I used a technique I have seen online where one reduces the matrix to REF and then multiplies the diagonal entries to find the det.? checking the original matrix with a = 6 on an online calculator gives det = 0 which I think proves it correct

TheBody

TheSetMiner wrote: »

For the diagnolization, I guess I need to find the suitable eigenvalues and eigenvectors and then set up a (P^-1)AP combination to show it can't equal the diagonal matrix with the eigenvalues as diagonal entries. I still am unsure how I pick my suitable eigenvalues to begin with?

I notice it says there should be exactly n distinct eigenvalues in a nxn matrix for it to be diagnizable? does this mean that say a matrix with a repeated eigenvalue eg. e-values ={1, 1, 2} would be non diagnizable?

Bingo!!

TheBody

TheSetMiner wrote: »

I used a technique I have seen online where one reduces the matrix to REF and then multiplies the diagonal entries to find the det.? checking the original matrix with a = 6 on an online calculator gives det = 0 which I think proves it correct

It is possible to fluke your answer!

For example, if you divide a row by 2, this will halve the det.

Swapping two rows will multiply the det by -1.

Adding or subtracting multiples of rows have no effect on the det.

I't may be the case that you, for example, swapped rows twice and thus cancelled out the -1 business. It would still need to be accounted for in a solution.

Michael Collins

TheSetMiner wrote: »

...does this mean that say a matrix with a repeated eigenvalue eg. e-values ={1, 1, 2} would be non diagnizable?

This is not necessarily true! It's possible for the matrix to be diagonalisable even in this case.

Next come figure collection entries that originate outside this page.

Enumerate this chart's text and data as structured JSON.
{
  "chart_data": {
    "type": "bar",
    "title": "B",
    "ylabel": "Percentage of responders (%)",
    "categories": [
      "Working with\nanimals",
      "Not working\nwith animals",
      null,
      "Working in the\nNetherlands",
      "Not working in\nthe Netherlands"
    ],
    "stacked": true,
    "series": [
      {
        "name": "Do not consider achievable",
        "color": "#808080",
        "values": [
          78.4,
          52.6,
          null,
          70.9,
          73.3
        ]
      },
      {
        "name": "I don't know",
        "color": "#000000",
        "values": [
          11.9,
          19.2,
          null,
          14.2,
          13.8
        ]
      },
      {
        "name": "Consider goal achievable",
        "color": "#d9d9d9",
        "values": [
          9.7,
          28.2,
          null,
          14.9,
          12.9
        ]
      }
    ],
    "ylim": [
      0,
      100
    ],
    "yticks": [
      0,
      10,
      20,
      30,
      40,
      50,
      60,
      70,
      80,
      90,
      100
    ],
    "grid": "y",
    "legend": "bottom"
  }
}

It won't be diagonalisable provided the dimension of the eigenspace i.e. [latex] A- I\lambda [/latex] is less than the number of times that eigenvalue appears.

For example

[latex] \left[ \matrix{5 & 8 & 16 \cr 4 & 1 & 8 \cr -4 & -4 & -11} \right] [/latex]

has the eigenvalues [latex] \lambda = \{-3,-3, 1\} [/latex]

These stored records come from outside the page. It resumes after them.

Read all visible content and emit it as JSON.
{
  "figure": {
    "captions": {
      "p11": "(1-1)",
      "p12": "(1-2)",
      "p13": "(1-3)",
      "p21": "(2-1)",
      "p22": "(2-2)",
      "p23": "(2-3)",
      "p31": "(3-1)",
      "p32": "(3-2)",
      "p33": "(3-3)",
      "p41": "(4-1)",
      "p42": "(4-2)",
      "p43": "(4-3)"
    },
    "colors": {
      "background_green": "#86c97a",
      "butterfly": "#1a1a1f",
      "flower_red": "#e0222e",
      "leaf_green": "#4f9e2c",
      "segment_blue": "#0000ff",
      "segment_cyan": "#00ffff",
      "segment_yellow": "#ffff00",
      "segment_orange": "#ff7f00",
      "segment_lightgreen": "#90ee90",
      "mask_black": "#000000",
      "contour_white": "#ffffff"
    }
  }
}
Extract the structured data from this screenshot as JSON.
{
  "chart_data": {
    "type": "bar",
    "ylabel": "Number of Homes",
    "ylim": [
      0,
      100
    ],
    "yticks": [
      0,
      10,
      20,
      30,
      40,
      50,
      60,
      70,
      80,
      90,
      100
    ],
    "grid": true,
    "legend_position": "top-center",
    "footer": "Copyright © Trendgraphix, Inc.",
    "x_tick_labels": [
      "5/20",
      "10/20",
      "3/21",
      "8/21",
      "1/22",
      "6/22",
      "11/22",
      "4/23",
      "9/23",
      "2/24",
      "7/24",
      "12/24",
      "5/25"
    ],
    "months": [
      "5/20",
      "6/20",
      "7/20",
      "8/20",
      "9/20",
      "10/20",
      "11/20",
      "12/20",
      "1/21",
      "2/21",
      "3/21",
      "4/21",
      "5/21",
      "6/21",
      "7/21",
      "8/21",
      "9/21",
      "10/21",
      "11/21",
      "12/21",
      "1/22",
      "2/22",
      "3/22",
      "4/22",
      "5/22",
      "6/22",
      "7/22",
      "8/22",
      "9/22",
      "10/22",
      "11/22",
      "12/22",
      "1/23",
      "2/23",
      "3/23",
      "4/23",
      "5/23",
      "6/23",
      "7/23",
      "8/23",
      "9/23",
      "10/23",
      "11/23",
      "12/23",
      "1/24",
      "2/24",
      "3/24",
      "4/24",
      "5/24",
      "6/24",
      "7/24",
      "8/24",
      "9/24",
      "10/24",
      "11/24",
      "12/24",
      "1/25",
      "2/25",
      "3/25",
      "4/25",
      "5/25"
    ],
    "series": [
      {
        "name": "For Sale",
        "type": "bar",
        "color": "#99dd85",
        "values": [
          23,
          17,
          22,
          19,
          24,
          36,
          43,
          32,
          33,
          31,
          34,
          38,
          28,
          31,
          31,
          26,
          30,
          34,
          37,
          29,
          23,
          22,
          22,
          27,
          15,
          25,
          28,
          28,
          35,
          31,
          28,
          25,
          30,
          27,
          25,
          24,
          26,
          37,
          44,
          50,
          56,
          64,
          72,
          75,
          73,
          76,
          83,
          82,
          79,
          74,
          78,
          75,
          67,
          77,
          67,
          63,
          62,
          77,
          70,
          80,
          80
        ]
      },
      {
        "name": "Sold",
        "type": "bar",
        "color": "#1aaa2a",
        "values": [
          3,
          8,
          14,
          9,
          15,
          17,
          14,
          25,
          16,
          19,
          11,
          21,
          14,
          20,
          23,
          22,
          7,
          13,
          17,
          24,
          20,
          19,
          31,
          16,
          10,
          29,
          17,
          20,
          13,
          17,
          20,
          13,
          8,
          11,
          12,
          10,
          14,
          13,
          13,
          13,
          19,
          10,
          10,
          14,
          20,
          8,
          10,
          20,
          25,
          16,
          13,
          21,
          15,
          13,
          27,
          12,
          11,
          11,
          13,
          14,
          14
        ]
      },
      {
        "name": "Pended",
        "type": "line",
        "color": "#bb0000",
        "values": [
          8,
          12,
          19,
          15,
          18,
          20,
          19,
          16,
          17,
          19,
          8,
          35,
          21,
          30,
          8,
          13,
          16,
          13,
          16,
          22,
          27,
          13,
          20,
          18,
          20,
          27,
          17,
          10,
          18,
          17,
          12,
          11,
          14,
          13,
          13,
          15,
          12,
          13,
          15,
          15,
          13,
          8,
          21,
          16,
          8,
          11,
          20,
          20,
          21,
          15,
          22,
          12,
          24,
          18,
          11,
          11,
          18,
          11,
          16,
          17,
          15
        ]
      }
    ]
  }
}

The eigenvector corresponding to [latex] \lambda = -1 [/latex] is

[latex] v_1 = \left[ \matrix{-2 \cr -1 \cr 1}\right] [/latex]

which corresponds to a one-dimensional space.

But for [latex] \lambda = -3 [/latex], we get

[latex] A- I\lambda = A+ 3I = \left[ \matrix{8 & 8 & 16 \cr 4 & 4 & 8 \cr -4 & -4 & -8} \right] [/latex],

clearly all rows are linearly dependent, so we need to introduce two parameters

[latex] x_3 = t, x_2 = s [/latex].

This gives a two-dimensional space:

[latex] \left[ \matrix{-2 \cr 0 \cr 1}\right]t + \left[ \matrix{-1 \cr 1 \cr 0}\right] s[/latex],

and from this we can get two linearly independent eigenvectors (from a single eigenvalue!).

So, in summary, you need to make sure

1) you have a double root in the characteristic equation, i.e. a repeated eigenvalue
2) you don't get a two-dimensional space from that single eigenvalue, i.e. you need to make sure that [latex] A- I\lambda [/latex] is of rank 2 (not 1, like the example above).